In further response to your correspondent who gangs up with the boys in sneering at Professor Gimbutas, may I suggest this article.
It is very materialistic (which is the only way you get to be "respectable" in patriarchal academia) but it makes it very clear how the hatchet job on Prof. Gimbutas was done, how little basis it had in fact, and how much it rested on the boys' club applying very different standards to a female archaeologist (especially one who dared to challenge patriarchal orthodoxy) than those applied to male archeologists.
It also makes it quite clear that the supposed "discrediting of matriarchy" was nothing more than a reshuffling of concepts and a change in academic fashion, and that the facts of the almost total dominance of female images in pre-historic societies remain unchanged.
Thank you for this. We would also add that the frequent claims that the huge preponderance of female figurines "were not divine" shows an incredible degree of parochialism.

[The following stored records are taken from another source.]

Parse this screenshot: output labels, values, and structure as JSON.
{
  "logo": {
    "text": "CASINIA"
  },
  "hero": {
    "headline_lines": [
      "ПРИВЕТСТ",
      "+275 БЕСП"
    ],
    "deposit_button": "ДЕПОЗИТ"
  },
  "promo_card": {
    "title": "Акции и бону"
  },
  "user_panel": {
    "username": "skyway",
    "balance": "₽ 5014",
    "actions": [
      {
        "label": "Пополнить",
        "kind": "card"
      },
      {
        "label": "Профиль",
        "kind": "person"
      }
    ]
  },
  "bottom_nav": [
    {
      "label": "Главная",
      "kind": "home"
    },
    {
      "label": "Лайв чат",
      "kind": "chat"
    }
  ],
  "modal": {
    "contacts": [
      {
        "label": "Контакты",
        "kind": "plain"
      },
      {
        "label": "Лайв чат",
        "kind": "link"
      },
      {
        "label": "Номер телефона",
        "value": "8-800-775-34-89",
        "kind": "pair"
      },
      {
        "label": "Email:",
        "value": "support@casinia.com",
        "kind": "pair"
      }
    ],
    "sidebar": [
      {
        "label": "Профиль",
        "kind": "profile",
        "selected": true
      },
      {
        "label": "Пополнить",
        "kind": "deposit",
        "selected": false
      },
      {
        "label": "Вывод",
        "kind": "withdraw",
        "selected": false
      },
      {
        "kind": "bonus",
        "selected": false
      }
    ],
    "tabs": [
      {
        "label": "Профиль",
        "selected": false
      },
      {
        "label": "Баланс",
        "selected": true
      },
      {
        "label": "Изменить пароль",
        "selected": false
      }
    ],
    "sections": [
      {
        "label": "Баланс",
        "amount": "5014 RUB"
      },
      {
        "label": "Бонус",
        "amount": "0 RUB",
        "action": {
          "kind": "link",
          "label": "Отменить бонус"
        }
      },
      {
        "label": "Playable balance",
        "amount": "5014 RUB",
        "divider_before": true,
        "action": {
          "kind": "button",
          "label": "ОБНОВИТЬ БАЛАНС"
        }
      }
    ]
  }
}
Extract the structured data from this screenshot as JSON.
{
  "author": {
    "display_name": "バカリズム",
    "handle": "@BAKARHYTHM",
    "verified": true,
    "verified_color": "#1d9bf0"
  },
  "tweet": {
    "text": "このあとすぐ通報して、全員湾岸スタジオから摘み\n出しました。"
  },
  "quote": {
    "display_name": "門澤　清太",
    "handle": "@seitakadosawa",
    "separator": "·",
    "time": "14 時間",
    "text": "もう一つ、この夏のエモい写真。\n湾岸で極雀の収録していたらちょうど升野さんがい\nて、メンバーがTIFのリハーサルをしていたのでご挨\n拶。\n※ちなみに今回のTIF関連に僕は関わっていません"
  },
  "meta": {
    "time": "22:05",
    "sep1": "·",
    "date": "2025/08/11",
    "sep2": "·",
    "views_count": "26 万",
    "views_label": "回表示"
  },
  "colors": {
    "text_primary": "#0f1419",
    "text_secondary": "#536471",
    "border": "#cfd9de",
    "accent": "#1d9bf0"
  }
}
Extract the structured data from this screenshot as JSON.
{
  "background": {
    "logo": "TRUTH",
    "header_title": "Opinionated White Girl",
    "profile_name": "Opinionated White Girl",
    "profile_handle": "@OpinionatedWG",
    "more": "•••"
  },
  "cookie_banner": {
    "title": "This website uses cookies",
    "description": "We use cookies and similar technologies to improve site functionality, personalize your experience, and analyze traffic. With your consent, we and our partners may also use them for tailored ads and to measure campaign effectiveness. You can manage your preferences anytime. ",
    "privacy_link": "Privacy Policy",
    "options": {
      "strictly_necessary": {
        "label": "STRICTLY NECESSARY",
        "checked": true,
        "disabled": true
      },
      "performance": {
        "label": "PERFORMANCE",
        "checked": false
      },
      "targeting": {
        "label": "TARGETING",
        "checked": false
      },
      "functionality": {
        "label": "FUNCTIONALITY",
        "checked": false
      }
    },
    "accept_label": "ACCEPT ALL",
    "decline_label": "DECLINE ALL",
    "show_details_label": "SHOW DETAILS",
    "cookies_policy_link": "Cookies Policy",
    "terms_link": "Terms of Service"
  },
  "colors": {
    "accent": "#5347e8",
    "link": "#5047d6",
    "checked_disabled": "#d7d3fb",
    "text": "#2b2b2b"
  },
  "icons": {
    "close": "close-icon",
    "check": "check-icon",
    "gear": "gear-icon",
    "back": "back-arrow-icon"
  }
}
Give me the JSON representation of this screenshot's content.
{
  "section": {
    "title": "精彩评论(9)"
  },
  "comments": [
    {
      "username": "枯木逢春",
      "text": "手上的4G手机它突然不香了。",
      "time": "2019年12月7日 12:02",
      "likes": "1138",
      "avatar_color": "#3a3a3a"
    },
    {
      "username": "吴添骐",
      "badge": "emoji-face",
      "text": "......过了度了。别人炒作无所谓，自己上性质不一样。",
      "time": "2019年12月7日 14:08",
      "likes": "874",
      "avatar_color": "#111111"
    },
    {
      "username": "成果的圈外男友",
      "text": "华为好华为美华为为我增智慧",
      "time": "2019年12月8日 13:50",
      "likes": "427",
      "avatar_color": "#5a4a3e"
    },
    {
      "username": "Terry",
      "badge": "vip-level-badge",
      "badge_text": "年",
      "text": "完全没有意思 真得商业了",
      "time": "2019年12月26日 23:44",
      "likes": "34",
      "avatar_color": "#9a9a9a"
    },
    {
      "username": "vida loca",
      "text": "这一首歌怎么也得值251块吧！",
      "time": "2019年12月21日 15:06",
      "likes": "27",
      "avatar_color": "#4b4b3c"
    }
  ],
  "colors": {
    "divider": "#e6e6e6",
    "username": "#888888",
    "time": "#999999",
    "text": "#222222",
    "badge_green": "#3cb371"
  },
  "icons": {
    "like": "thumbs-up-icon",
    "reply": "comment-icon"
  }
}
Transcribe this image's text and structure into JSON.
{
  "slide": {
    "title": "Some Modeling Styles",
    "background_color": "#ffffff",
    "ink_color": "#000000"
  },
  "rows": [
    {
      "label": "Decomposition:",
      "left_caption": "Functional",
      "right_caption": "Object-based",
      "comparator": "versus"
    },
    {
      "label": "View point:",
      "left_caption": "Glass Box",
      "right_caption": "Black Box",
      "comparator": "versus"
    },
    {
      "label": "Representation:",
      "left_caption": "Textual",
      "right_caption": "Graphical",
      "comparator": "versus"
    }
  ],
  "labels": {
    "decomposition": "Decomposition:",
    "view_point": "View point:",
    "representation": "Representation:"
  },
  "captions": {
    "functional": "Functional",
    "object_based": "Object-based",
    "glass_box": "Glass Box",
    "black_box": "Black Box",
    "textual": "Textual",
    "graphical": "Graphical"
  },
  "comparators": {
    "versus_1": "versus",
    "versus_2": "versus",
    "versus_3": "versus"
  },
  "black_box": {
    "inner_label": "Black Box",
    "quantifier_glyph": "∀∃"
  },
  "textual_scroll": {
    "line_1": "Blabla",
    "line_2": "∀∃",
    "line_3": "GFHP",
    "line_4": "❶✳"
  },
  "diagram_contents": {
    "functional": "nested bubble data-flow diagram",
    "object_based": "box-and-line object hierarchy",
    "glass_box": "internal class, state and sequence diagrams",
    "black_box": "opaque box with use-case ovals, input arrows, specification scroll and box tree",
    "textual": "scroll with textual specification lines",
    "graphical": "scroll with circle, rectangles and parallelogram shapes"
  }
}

No civilisation other than the modern west (and to a lesser extent its predecessor the "classical" world) has ever been a "secular society". What possible warrant can there be for modern Westerners projecting this particular historical oddity of their own onto every ancient society with a preponderance of feminine imagery - which amounts to thousands of cultures over many times the duration of the entire history of patriarchy?
The arrogance, and the sheer small-town ignorance of the rest of humanity, is astonishing.
UPDATE: We wish to make it clear that when we said that we do not accept the Kurgan hypothesis, we were not simply dismissing Prof. Gimbutas's very erudite findings. We leave that particular debate to (unprejudiced) specialists in the field.
What we meant was that we do not accept the popular projection of her theory that attributes patriarchy in general to the mad, bad Kurgan invaders.
Clearly this cannot be true as patriarchal revolutions are documented to have taken place all over the world. Nor do we believe that the ancient Indo Europeans were inherently patriarchal. As with all humans, their patriarchy was a late development and the Indo-European tradition, like all others, is originally Deanic.